Sementara soal poin guru penggerak, Nadiem menjelaskan bahwa banyak yang mengira reformasi pendidikan dan peningkatan kualitas pendidikan merupakan sebuah tugas yang dilakukan oleh pemerintah saja ataupun berdasarkan kurikulum saja, baik dari sisi kebijakan maupun anggaran. Menurutnya, reformasi pendidikan dari kurikulum, kebijakan, juga anggaran yang dilakukan pemerintah akan berdampak sangat kecil dibandingkan gerakan guru penggerak.
Guru penggerak berbeda dengan guru-guru lainnya dan bisa dijadikan gerakan di masing-masing sekolah. Guru penggerak bakal mengutamakan murid-murid agar bisa tumbuh lebih dari apa pun, bahkan dari karier guru itu sendiri.
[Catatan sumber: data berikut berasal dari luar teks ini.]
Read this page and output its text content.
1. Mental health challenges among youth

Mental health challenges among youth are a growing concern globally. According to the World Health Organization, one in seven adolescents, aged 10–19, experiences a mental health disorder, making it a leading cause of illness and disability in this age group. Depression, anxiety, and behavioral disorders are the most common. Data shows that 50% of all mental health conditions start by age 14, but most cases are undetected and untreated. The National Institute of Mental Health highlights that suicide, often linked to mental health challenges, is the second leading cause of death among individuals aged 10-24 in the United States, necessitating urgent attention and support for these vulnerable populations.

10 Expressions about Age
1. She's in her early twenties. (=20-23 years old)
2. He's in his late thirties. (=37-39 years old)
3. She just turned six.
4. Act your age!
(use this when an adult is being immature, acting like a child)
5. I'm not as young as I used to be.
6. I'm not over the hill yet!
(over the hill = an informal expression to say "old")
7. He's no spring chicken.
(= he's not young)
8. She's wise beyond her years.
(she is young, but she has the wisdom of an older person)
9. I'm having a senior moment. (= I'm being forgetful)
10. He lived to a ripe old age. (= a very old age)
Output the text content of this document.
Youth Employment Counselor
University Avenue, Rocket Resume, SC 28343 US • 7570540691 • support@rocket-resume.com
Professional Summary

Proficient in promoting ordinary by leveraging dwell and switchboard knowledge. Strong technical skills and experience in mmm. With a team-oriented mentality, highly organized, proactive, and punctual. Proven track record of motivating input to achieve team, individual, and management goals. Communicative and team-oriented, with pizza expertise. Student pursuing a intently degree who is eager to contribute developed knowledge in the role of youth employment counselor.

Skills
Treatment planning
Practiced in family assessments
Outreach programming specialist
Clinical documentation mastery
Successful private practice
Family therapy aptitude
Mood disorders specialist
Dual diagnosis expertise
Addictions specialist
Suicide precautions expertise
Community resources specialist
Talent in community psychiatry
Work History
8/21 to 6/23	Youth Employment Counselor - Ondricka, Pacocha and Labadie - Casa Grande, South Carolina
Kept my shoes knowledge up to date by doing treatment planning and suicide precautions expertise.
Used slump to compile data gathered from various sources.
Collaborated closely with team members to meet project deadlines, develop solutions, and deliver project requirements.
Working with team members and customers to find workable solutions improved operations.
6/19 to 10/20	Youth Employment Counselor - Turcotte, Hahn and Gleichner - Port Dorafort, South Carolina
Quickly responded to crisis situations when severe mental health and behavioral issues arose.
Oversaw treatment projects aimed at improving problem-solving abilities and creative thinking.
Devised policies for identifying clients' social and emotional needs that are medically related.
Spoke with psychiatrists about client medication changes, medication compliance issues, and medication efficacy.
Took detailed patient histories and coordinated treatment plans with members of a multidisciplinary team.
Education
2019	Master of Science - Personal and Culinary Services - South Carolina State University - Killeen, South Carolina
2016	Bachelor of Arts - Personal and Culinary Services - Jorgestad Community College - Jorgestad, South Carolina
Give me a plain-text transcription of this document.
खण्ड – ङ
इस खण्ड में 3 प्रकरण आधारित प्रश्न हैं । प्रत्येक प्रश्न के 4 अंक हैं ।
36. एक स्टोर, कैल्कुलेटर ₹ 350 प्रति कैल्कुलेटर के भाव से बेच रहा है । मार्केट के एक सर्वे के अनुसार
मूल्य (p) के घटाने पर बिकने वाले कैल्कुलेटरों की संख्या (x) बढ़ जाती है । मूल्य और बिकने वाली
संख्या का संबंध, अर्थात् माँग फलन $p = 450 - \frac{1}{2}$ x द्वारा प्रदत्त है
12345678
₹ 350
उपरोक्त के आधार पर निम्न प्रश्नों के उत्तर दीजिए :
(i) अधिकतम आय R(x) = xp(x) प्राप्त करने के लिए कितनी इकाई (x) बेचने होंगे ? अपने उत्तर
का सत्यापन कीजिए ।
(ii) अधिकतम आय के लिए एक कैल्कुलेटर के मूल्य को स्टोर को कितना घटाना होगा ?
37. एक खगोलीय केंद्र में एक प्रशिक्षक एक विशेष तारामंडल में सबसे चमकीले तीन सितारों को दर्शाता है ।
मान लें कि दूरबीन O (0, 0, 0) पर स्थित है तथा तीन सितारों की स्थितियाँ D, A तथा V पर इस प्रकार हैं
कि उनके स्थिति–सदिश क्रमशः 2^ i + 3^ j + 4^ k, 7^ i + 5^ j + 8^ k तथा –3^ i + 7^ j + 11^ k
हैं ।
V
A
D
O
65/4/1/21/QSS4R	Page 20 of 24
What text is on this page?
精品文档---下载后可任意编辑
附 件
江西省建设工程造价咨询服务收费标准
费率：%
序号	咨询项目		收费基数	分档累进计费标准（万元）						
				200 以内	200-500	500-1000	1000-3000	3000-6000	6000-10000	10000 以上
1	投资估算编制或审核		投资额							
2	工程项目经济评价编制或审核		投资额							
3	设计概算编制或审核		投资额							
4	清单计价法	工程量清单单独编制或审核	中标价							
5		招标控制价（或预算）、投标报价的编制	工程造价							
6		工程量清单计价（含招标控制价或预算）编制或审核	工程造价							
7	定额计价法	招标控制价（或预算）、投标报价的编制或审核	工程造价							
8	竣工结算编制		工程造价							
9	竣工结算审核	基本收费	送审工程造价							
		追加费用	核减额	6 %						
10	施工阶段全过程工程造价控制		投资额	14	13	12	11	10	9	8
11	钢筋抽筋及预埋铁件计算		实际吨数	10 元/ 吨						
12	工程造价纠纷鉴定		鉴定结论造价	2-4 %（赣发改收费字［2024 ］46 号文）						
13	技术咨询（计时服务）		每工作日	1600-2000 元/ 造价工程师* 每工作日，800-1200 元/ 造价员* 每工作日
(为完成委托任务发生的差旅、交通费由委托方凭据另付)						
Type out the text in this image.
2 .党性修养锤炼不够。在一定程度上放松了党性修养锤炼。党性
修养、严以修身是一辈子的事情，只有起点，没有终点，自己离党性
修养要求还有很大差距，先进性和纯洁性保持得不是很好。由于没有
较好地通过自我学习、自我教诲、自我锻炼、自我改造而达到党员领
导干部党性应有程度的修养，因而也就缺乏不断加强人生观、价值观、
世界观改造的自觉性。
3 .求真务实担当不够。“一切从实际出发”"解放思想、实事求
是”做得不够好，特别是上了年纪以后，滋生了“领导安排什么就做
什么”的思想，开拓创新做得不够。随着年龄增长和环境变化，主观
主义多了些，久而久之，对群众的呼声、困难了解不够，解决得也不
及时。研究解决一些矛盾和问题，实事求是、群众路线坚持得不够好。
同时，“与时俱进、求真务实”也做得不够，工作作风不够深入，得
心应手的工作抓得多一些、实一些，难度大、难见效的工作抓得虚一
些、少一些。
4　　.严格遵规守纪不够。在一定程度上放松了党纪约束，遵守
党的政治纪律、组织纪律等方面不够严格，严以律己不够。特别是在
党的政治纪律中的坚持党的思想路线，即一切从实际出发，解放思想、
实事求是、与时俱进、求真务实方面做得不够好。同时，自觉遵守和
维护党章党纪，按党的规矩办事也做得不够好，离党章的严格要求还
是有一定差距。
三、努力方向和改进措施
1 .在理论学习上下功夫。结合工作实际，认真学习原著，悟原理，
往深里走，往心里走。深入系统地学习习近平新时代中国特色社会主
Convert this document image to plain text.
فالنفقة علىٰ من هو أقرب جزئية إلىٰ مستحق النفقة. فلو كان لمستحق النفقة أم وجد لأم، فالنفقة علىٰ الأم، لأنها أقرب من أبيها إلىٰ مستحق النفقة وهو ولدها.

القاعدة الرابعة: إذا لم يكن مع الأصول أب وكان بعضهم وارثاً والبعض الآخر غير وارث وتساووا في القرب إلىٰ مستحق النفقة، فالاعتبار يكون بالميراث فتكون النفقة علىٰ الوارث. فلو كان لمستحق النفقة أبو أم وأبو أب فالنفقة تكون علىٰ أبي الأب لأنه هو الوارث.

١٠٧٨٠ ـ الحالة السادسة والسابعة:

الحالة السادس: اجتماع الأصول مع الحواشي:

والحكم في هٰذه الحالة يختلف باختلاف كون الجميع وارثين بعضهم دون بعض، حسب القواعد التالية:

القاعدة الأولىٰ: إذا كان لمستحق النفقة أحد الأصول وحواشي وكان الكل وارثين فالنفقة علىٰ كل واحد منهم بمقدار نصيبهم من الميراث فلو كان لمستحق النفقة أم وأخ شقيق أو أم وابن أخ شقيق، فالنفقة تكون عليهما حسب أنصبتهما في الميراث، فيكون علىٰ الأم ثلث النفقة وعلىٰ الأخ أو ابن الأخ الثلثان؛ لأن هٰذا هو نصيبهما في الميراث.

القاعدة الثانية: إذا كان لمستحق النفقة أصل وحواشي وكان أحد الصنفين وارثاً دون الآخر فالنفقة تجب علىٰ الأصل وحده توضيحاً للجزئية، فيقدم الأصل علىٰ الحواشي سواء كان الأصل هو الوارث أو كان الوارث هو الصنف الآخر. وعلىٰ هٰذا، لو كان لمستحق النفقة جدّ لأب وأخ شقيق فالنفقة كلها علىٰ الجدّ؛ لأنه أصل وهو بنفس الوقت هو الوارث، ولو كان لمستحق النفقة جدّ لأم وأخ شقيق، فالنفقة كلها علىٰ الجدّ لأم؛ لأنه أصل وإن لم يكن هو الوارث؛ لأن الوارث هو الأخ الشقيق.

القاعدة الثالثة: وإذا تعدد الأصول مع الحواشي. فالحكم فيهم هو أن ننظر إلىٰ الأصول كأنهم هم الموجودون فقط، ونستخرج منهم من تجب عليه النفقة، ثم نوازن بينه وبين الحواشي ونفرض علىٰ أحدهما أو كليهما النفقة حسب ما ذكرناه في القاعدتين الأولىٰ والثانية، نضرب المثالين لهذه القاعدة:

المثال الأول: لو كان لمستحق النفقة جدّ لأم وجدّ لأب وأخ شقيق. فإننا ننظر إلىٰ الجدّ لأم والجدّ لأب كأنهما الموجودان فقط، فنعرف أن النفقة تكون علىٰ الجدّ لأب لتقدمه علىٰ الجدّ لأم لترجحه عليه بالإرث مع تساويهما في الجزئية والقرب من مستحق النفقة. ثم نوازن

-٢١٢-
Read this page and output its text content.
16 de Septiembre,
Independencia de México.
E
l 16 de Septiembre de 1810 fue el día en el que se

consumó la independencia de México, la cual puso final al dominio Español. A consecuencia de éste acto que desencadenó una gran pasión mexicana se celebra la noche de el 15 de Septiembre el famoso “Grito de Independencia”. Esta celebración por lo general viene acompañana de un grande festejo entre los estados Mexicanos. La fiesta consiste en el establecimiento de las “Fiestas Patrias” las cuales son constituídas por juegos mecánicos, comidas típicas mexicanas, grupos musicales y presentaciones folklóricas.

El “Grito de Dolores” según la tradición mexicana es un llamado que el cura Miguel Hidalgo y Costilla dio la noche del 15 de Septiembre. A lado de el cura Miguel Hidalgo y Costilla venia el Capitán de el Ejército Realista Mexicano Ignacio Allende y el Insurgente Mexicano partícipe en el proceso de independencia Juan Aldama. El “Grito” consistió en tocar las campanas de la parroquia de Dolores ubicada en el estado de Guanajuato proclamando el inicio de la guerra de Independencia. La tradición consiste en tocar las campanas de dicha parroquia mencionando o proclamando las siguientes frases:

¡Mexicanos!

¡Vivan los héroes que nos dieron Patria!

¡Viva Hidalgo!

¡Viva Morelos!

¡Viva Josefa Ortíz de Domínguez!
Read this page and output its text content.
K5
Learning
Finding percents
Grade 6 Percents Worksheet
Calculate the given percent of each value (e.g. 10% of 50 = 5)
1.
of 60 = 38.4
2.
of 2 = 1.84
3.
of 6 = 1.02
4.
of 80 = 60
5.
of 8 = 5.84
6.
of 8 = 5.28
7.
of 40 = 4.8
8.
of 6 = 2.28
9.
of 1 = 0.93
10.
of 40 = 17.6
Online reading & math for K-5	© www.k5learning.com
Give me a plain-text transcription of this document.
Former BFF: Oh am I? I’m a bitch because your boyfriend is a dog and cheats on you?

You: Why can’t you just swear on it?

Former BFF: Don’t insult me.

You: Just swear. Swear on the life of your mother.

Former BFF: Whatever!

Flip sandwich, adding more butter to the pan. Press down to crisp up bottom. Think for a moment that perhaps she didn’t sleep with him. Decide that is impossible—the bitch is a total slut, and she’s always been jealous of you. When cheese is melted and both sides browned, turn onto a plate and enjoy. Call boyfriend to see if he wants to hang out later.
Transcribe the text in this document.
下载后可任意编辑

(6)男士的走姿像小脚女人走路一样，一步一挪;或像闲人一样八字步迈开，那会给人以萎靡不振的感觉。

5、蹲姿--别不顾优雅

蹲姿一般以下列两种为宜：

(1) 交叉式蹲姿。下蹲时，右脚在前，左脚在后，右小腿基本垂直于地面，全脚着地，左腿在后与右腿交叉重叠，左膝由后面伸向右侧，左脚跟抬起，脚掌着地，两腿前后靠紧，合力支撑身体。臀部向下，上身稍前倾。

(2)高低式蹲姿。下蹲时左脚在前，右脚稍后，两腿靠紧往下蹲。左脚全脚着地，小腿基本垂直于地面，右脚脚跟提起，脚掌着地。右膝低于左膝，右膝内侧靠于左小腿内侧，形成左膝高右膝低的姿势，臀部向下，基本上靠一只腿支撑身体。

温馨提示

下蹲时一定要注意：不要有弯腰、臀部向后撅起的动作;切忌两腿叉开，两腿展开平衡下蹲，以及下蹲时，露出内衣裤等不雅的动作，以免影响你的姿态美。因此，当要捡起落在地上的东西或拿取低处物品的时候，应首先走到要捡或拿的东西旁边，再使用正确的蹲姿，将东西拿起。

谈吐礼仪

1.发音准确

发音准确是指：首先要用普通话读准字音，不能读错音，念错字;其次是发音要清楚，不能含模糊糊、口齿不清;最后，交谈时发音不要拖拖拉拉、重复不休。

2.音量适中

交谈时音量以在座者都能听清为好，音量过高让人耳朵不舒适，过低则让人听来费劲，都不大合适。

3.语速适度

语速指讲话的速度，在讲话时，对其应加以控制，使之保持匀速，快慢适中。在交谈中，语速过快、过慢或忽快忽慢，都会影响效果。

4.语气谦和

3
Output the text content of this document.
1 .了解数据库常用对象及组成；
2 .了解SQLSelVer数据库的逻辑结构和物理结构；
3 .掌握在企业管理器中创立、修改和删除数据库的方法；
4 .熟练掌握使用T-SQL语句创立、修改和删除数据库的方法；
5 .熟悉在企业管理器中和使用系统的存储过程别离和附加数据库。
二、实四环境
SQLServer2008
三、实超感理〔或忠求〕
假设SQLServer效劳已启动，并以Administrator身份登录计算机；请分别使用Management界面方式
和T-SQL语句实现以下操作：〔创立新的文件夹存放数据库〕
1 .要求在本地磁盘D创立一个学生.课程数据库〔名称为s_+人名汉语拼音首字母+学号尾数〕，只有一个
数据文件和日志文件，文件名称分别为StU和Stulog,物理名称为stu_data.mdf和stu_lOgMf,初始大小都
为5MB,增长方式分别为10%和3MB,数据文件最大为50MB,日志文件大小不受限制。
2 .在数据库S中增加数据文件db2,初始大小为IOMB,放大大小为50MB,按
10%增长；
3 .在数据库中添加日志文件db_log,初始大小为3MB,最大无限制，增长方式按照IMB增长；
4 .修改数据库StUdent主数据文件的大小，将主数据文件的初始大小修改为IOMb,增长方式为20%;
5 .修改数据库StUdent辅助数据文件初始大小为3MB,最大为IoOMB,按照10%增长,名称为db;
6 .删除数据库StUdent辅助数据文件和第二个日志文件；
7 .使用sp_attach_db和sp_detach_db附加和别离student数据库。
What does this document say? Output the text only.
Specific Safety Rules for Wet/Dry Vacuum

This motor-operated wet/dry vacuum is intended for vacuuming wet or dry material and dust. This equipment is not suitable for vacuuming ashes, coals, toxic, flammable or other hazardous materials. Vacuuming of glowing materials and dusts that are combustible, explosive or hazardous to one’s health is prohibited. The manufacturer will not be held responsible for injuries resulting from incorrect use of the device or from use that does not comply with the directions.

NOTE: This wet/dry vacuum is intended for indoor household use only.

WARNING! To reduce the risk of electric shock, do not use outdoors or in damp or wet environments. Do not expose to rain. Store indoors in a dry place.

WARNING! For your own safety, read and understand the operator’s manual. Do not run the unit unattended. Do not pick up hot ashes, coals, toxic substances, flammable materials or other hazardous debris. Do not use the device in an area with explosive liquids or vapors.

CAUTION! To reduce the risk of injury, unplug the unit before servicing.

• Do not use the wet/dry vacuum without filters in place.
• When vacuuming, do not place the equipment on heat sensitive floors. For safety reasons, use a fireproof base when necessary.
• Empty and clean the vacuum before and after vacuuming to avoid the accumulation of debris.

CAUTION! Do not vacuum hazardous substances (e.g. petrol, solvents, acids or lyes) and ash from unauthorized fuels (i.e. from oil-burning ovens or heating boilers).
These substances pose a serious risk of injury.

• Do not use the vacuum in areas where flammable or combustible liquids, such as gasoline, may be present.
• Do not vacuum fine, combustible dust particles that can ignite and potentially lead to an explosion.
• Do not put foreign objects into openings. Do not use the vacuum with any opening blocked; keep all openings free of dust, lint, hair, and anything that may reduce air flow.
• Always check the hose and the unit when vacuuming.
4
Ia pun yakin di semua unit pendidikan, baik di sekolah maupun di universitas, paling tidak ada satu guru penggerak.
Menurut Nadiem, inovasi tak selalu harus sukses, juga di bidang pendidikan. Kunci sukses inovasi memerlukan percobaan dan eksperimen. Dalam jangka waktu lima tahun, ia berharap ada guru-guru penggerak sedikitnya di 250.000 sampai 300.000 sekolah.
Dalam sejarahnya, UN sendiri bukan merupakan awal dari standar ujian akhir pendidikan kelulusan siswa dasar ataupun menengah. Setidaknya ada beberapa kali perubahan: pada periode 1950 hingga 1964, ujian akhir disebut Ujian Penghabisan dan diadakan secara nasional. Soal-soal Ujian Penghabisan dibuat oleh Departemen Pendidikan, Pengajaran, dan Kebudayaan, lalu diujikan dalam bentuk uraian dan hasilnya diperiksa di pusat rayon.
Sementara pada periode 1965 hingga 1971, sistem ujian akhir yang diterapkan disebut Ujian Negara. Tujuannya adalah untuk menentukan kelulusan, sehingga siswa dapat melanjutkan ke sekolah negeri atau perguruan tinggi negeri apabila telah lulus Ujian Negara. Sedangkan bagi yang tidak lulus, tetap mendapatkan ijazah dan bisa melanjutkan ke sekolah atau perguruan tinggi swasta.
Lalu, Ujian Negara berganti menjadi Ujian Sekolah pada periode 1972 hingga 1979. Seluruh bahan ujian disiapkan oleh sekolah atau kelompok sekolah. Berlanjut ke periode 1980 hingga 2002, muncul Evaluasi Belajar Tahap Akhir Nasional atau Ebtanas (untuk mata pelajaran pokok) dan Ebta (untuk mata pelajaran non-Ebtanas).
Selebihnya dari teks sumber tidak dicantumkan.